Geometric abstraction and the first set of ten Fontana Modern Masters in 1970-71.

Oliver Bevan's cover art for the first ten Fontana Modern Masters drew directly
on his work with rearrangeable tiles and isometric projections of a cube, but now
he refined his ideas further by making all the pieces equilateral triangles. These were arranged to form regular hexagons and coloured in tesselating patterns of orange, yellow and emerald green, with vertical stripes in a fourth colour
– red, purple, blue or magenta – that varied from cover to cover.
keylines for the first ten covers an isometric projection of a cube an isometric projection of a cube
Keylines for the first ten covers (left) and two isometric projections of a cube.
Shading creates the illusions of depth and a cube that is either open or closed.
However, there was even more to these covers than that, as the blurb on the back of the books revealed:
Cover painting by Oliver Bevan. The cover of this book is one of a set of ten, comprising the covers of the first ten titles of the Modern Masters series. The set combines to form the whole painting, and can be arranged in an unlimited number of different patterns.
It was a stroke of marketing genius. The covers were a cut-up, ten 'tiles' of a larger painting that enticed the reader to buy all ten books, mug up on Camus & Co, and then create their own Op Art à la Vasarely. Instead of gathering dust on a shelf, the books could be framed and hung on a wall, like Bevan's Connections at the ICA.

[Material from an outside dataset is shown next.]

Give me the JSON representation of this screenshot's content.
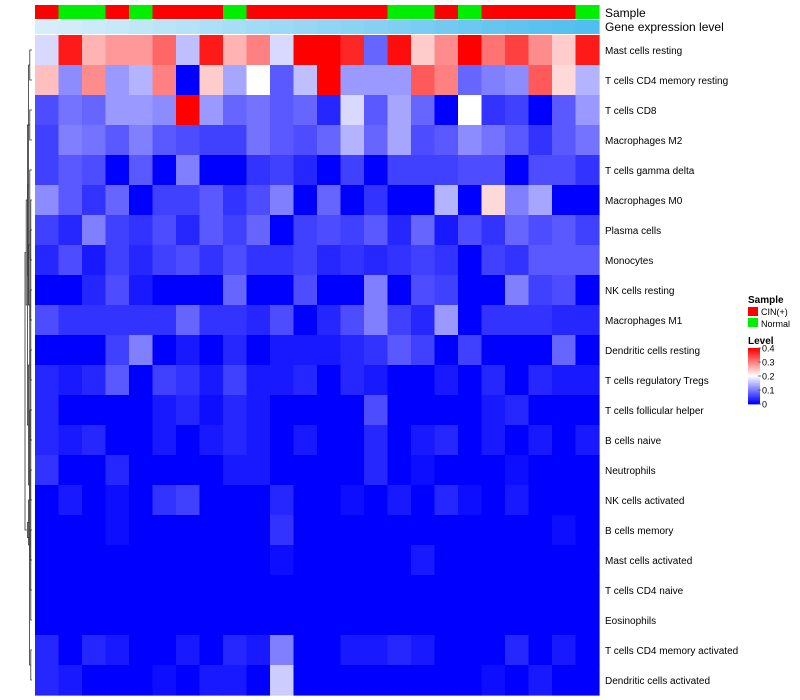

Marcuse by Alasdair MacIntyre, 1970 Guevara by Andrew Sinclair, 1970 Lévi-Strauss by Edmund Leach, 1970 Fanon by David Caute, 1970 Camus by Conor Cruise O'Brien, 1970
Chomsky by John Lyons, 1970 Lukács by George Lichtheim, 1970 McLuhan by Jonathan Miller, 1971 Wittgenstein by David Pears, 1971 Orwell by Raymond Williams, 1971
The first ten Fontana Modern Masters arranged as per Bevan's original 'Cascade'.
Spectacular cascading displays of the books appeared overnight in bookshop windows and according to the series editor Frank Kermode, 'young people bought them by the handful'. It is easy to see why, for these short introductions to the 'gurus of the time' and their unapologetically attention-grabbing covers brought together the dominant trends in art, thought and culture.

The cover concept was a brilliant idea, but the set-of-ten incentive suffered a setback when the eleventh title, Joyce, used the same cut-up cover as Guevara.

Joyce by John Gross, 1971
The eleventh book in the first set of ten.